Under DC's existing model, the DC Lottery has exclusive rights to offer mobile sports betting, except for on federally-owned lands where gambling is prohibited, and within two blocks of the "Class A" facilities, where mobile betting can be offered exclusively by the operator.

Those exclusivity zones would remain in place under the proposed legislation.

The timing of the move is especially notable because it comes just months after the DC Lottery and its vendor Intralot subcontracted the district’s long-struggling mobile sports-betting offering to FanDuel.

The results have been immediate, with FanDuel generating more than $5m in gross gaming revenue in its first month of operation, which began April 15, more than eight times the revenue generated in the same period the year prior by Intralot’s GambetDC offering.

“I think it worth acknowledging the strong performance of mobile sports wagering by FanDuel, but I also think the bar was extraordinarily low,” McDuffie said last month during a hearing on the proposed legislation. “So it wouldn’t have taken much to see a better performance, even in the brief period of time that they’ve been operating under the subcontract.

“I think it’s what you get when you have a competent operator.”

Under the agreement with Intralot and FanDuel, the district retains 40 percent of revenue from sports wagering, according to DC Lottery director Frank Suarez, which is down from the roughly 57 percent share it received from the Gambet offering.

The DC Lottery would still be allowed to offer its own sports wagering product under McDuffie's proposal that is included in the budget bill, but Suarez said the offering would not be competitive.

“If we were to open up, we would no longer be a viable option for [FanDuel] because they’d rather pay 20 or at the most 30 percent and have to pay half as much as you do currently,” Suarez said.

“I think we’re just not going to be a very attractive option for anyone once it opens up, and so I look at it as once the market opens up, [the D.C. Office of Lottery and Gaming] in terms of actual district-operated sports betting, is probably not going to exist.”

Much like in 2018 when the District of Columbia first enacted sports-betting legislation, the issue at least in part centers around Intralot’s renewal of its core lottery services contract with the DC Lottery, which is set to expire next month.

The DC Lottery has asked the council to approve a two-year extension with Intralot while it prepares a request for proposals to bid out the contract competitively afterward.

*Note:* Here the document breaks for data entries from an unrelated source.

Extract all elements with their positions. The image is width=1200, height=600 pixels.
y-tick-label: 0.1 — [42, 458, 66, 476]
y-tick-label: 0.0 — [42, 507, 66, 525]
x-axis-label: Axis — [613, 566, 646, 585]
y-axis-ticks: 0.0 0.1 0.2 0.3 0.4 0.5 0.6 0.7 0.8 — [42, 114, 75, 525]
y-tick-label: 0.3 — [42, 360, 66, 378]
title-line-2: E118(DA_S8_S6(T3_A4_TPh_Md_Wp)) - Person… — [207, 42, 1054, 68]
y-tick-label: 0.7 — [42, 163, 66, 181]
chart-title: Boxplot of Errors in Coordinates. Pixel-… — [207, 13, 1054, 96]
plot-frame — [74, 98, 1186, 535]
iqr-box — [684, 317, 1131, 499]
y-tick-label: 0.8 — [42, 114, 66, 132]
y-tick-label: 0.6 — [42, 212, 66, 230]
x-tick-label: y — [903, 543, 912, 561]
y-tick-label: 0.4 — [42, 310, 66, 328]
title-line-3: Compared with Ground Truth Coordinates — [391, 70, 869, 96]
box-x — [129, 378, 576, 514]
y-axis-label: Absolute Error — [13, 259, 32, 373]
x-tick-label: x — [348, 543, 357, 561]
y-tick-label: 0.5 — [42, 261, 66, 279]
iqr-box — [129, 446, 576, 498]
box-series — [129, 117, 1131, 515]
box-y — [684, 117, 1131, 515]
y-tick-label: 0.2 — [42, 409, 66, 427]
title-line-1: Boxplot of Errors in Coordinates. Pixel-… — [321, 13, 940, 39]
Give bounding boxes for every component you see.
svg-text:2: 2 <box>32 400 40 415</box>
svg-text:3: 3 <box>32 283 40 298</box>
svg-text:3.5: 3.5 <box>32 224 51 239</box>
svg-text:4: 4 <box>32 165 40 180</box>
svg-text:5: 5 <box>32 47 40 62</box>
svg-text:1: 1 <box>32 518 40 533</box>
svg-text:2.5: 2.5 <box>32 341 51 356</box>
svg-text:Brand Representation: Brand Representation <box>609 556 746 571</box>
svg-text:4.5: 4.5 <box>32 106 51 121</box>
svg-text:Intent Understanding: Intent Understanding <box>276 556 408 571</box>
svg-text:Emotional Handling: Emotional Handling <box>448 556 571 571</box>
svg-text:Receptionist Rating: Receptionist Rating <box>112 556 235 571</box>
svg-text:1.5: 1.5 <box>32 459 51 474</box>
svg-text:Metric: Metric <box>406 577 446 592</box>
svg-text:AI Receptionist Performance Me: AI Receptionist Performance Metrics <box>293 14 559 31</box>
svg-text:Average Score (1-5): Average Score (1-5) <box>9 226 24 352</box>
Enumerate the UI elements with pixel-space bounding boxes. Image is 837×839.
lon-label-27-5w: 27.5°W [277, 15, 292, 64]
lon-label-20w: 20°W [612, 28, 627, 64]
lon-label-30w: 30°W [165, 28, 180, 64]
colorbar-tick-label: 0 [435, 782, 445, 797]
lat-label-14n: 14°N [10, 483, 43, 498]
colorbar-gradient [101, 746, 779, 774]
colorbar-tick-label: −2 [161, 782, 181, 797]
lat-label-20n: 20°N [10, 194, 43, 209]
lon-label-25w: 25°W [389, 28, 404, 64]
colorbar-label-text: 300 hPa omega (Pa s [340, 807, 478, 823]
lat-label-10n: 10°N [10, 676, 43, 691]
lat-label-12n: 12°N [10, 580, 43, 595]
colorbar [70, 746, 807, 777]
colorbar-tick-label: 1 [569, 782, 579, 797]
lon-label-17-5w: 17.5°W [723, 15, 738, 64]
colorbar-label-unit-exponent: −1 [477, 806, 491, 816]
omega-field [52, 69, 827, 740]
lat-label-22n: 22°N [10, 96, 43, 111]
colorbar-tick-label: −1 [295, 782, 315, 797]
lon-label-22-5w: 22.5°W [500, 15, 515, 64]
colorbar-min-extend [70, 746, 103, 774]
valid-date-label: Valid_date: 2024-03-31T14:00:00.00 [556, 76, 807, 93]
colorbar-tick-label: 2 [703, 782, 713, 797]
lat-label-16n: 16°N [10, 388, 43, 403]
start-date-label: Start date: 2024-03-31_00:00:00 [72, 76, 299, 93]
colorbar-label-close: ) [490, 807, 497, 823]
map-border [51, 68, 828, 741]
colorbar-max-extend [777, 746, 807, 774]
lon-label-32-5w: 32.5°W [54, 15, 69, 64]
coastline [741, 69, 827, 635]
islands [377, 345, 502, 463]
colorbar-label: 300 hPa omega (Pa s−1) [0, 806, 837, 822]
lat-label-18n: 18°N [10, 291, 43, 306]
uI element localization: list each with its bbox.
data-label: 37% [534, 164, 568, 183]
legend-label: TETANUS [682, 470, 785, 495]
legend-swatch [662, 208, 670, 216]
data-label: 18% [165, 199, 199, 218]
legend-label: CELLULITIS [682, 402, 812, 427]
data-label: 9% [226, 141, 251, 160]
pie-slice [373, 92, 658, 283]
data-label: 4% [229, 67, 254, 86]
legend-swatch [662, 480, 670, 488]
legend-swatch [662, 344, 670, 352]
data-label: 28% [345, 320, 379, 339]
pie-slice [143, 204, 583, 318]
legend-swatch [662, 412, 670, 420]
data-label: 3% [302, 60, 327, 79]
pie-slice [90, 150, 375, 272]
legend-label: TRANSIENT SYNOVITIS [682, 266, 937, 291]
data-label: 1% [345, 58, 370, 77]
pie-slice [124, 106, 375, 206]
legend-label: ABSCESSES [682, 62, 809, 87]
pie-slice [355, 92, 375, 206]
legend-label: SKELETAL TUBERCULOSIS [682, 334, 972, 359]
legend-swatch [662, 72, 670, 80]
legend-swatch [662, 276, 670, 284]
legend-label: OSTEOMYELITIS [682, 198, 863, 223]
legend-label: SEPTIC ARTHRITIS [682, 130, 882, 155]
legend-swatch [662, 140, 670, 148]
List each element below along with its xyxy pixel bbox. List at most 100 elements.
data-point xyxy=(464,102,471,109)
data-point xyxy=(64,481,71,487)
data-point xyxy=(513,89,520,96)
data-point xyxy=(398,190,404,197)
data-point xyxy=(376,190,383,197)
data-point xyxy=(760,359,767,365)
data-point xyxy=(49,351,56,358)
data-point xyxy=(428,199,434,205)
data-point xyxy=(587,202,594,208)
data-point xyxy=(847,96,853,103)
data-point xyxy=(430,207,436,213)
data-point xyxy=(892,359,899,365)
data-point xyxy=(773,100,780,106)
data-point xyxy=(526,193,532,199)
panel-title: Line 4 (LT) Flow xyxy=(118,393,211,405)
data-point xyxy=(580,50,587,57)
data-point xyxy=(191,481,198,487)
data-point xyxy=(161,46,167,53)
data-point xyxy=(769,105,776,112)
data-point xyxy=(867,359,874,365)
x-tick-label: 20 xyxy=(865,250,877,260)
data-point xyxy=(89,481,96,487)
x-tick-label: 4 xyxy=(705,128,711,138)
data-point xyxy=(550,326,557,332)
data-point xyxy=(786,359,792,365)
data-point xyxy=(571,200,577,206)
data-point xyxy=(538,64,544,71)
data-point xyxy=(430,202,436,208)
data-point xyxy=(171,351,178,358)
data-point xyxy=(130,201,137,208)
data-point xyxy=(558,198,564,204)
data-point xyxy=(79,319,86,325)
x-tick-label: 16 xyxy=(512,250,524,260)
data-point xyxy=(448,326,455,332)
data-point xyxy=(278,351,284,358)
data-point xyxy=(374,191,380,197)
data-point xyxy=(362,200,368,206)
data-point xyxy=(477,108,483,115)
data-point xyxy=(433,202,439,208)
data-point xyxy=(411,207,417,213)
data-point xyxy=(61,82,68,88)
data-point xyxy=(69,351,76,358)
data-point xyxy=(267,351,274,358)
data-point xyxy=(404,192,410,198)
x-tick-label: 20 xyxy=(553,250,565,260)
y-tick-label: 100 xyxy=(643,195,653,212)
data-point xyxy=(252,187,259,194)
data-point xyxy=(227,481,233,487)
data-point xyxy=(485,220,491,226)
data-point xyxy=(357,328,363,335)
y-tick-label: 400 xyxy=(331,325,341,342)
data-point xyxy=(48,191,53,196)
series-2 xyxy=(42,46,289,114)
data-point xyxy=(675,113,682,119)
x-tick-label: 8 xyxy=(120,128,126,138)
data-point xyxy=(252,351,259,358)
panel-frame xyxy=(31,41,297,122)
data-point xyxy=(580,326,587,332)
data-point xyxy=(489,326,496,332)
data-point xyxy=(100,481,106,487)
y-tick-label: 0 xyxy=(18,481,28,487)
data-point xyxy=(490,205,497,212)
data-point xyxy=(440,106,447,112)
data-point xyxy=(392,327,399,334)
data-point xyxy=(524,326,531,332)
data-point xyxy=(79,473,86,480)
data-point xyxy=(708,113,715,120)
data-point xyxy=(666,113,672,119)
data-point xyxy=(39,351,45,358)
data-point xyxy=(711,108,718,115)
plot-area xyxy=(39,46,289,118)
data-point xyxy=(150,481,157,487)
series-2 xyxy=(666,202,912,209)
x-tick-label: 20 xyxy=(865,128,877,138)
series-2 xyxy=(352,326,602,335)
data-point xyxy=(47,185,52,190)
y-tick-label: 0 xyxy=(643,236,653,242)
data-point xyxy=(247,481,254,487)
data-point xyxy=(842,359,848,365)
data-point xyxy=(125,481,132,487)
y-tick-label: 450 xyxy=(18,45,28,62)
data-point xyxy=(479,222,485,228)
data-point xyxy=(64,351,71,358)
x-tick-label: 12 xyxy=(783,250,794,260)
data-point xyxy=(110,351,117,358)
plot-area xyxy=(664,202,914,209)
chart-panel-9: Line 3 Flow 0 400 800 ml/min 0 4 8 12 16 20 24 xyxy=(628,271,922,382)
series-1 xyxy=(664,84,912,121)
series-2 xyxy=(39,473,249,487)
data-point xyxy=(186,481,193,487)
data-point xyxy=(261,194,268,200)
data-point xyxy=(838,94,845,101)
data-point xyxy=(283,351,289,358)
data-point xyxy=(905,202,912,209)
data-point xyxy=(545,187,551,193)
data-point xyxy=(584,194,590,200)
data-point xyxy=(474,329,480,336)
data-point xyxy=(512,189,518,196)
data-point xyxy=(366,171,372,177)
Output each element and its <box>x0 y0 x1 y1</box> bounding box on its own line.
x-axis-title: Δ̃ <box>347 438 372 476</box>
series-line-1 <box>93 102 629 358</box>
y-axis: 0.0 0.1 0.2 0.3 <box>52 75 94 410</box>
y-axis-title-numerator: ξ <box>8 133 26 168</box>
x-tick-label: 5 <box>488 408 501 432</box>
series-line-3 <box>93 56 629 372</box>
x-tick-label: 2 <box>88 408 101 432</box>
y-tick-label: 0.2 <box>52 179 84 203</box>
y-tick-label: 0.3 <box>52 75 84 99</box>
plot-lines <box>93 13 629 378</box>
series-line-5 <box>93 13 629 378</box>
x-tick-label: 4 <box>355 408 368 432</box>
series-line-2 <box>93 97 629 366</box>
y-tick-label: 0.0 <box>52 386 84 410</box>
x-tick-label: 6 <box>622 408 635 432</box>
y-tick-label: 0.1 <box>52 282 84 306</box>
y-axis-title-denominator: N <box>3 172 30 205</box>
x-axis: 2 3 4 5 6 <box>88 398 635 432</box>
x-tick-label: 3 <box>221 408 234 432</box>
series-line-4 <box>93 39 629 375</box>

The existing contract was approved with significant controversy in 2019 as a sole-source agreement, with sports betting being added to the existing lottery services, and McDuffie was critical of the lottery for asking council members to approve an “11th-hour” agreement instead of preparing a request for proposal (RFP) in advance of the current contract ending.

Major U.S. sports-betting operators including DraftKings, BetMGM and Fanatics have spoken out in favor of the new sports-betting legislation, as while the district's population is just under 700,000, it would allow most major operators to offer sports betting in the U.S. capital city in addition to Maryland and Virginia, completing the nation's seventh largest metropolitan area where many commute between jurisdictions every day.

However, existing operator Caesars has been critical of the bill for raising the retail tax rate, arguing that it would not have invested as heavily in its retail sportsbook at the Capital One Arena in DC under the proposed model.

“I can guarantee you we would not have put $10m into Capital One Arena … if there was a higher tax rate,” said Dan Shapiro, chief development officer for Caesars Digital. “It’s all a math equation for us, and you’re changing the dynamic here.”

Despite Caesars’ protest at the May hearing, the language from McDuffie's standalone bill remained unchanged when ported into the budget measure.

To lobby support for the budget plan, DraftKings has looked to mobilize its existing daily fantasy customer base in the District of Columbia. Late last week, the company sent out emails to its registered DC customers with a form for players to send notes to the DC Council calling for “real sports betting in the District.”